June 4, 2004 – In his first start of the season, following a two-month absence due to an Achilles’ tendon injury, Prior returned to Wrigley Field and pitched a gem against the Pittsburgh Pirates. Prior pitched six scoreless innings, struck out 8 batters, and gave up only two hits. The mood that day was one of a playoff atmosphere as those of us in the stands fully expected the Cubs to make another long run into the playoffs. With the offseason additions of Derrek Lee and Greg Maddux, the Cubs appeared nearly unstoppable on paper. The Cubs lost 2-1 to the Pirates that early June day (as my law school classmates and I played hooky from day one of our class reunion to attend the game) and subsequently failed to make the playoffs that year.

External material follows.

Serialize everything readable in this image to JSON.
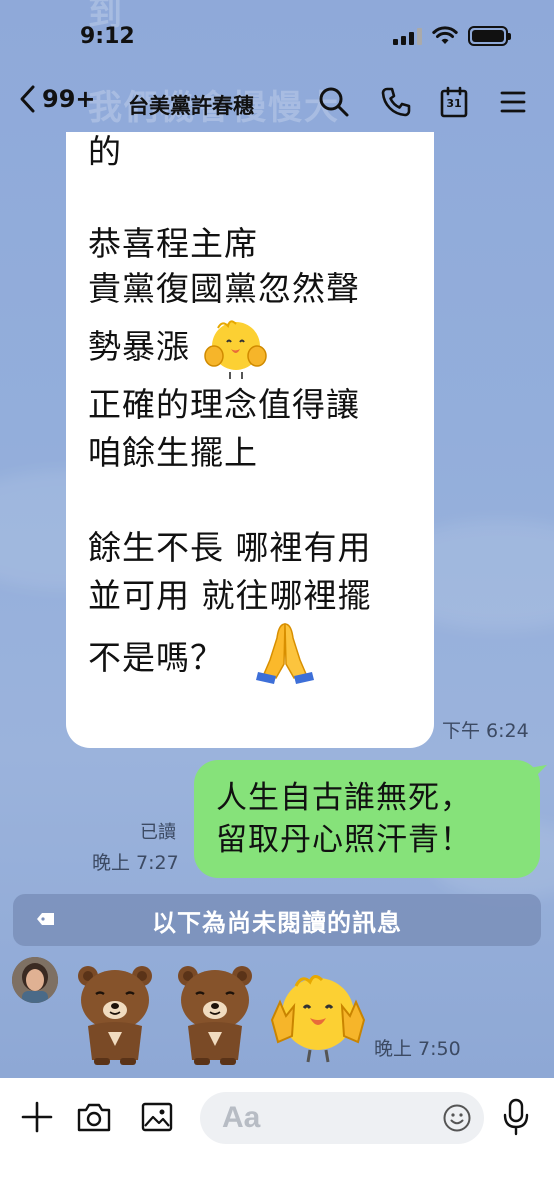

September 30, 2004 – Prior dominated the Cincinnati Reds for nine innings, striking out sixteen batters and giving up only four base runners along with one run. The Cubs ended up losing that contest 2-1 in the twelfth inning. The game marked Prior’s ninth consecutive outing in which he threw over 100 pitches.

May 27, 2005 - Prior left this start against the Colorado Rockies after just three innings when he suffered one of his more bizarre injuries. With one out in the fourth inning, Prior was struck by a ball and incurred a compression fracture of his right elbow. Prior missed one month as a result. Despite this injury, Prior remained relatively healthy that season, starting 27 games. Nineteen times that year, Prior threw 100 or more pitches and he tossed 92 or more pitches another five times.

August 10, 2006 - In his last game as a Cub, Prior lasted only three innings while giving up six runs to the Milwaukee Brewers. Prior started only nine games in his final, injury-plagued season. Despite a myriad of injuries, Prior threw 100 or more pitches in 5 of those 9 games. Perhaps fortunately, I have no personal memory of this game.